Impact of Unsequential Data on Query Performance

Unsequential data can negatively affect query performance in the following ways:

Additional Merge Sort in Memory: Unsequential data requires an additional merge sort in memory, which is generally a short operation since it involves pure CPU operations.
Overlap in Time Ranges: Unsequential data can cause time-range overlaps between data chunks, rendering statistical information unusable:
1. Inability to Skip Chunks: If a query involves value filtering conditions, statistical information cannot be used to skip entire chunks that do not meet the criteria. However, this is less impactful if the query only involves time filtering.
2. Inability to Compute Aggregates Directly: Statistical information cannot be used to directly compute aggregate values without reading the data.

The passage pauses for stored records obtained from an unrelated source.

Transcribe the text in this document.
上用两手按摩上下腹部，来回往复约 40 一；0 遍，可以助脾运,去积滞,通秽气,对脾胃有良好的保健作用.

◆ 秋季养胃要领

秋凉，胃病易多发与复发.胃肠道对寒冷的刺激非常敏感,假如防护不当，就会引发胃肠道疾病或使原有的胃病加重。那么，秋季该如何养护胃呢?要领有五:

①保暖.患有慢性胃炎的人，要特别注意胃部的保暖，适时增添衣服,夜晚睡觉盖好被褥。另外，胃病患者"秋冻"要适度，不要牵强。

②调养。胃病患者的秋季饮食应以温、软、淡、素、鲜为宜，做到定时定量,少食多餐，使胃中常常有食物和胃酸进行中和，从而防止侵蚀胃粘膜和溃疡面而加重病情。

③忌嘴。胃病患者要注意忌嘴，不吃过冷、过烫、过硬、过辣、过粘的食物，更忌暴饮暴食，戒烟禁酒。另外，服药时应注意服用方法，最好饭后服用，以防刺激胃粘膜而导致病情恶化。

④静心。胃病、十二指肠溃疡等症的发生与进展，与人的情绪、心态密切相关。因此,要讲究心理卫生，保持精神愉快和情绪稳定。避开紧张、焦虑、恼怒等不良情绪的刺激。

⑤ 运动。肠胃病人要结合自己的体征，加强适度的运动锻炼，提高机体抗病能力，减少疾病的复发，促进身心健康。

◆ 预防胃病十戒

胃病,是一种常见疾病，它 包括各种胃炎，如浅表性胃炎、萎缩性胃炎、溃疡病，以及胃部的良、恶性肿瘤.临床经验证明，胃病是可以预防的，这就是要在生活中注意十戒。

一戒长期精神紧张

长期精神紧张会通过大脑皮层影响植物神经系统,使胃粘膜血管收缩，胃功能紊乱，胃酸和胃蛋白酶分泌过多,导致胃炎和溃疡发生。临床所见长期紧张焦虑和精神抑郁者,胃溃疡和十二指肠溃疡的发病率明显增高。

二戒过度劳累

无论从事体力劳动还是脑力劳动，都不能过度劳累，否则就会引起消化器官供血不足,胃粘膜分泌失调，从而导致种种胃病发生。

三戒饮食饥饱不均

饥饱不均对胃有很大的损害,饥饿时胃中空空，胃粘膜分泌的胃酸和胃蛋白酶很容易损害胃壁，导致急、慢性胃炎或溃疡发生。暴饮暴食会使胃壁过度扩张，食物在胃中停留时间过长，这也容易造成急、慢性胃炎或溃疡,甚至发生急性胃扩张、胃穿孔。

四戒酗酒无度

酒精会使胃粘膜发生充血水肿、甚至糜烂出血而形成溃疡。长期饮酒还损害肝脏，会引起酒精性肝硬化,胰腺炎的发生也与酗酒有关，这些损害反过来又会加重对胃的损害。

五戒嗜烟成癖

Currently, there is no direct method to measure the performance impact of unsequential data. The only approach is to compare query performance before and after merging the unsequential data. However, even after merging, the query still incurs I/O, compression, and decoding overhead, meaning the execution time will not decrease significantly.

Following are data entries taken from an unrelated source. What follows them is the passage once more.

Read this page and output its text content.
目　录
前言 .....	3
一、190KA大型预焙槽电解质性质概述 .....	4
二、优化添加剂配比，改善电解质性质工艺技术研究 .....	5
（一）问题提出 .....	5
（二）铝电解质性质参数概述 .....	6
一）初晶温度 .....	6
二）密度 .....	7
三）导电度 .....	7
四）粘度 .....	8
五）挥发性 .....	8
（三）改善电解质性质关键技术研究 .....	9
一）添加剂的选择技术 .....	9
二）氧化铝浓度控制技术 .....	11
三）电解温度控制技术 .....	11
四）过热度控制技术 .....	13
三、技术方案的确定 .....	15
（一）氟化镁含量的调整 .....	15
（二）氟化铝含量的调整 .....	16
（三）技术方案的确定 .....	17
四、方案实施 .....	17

Why EXPLAIN ANALYZE Results Are Not Logged on Query Timeout

If EXPLAIN ANALYZE results are missing from the log_explain_analyze.log file after a query timeout, the issue may stem from an incomplete system upgrade. Specifically, if the lib package was updated without updating the conf/logback-datanode.xml file, the logging configuration may be outdated.

Solution:

Replace the conf/logback-datanode.xml file with the updated version.
A system restart is not required, as the new configuration will be hot-loaded automatically.
Wait approximately one minute, then re-execute the EXPLAIN ANALYZE statement with the VERBOSE option to confirm proper logging.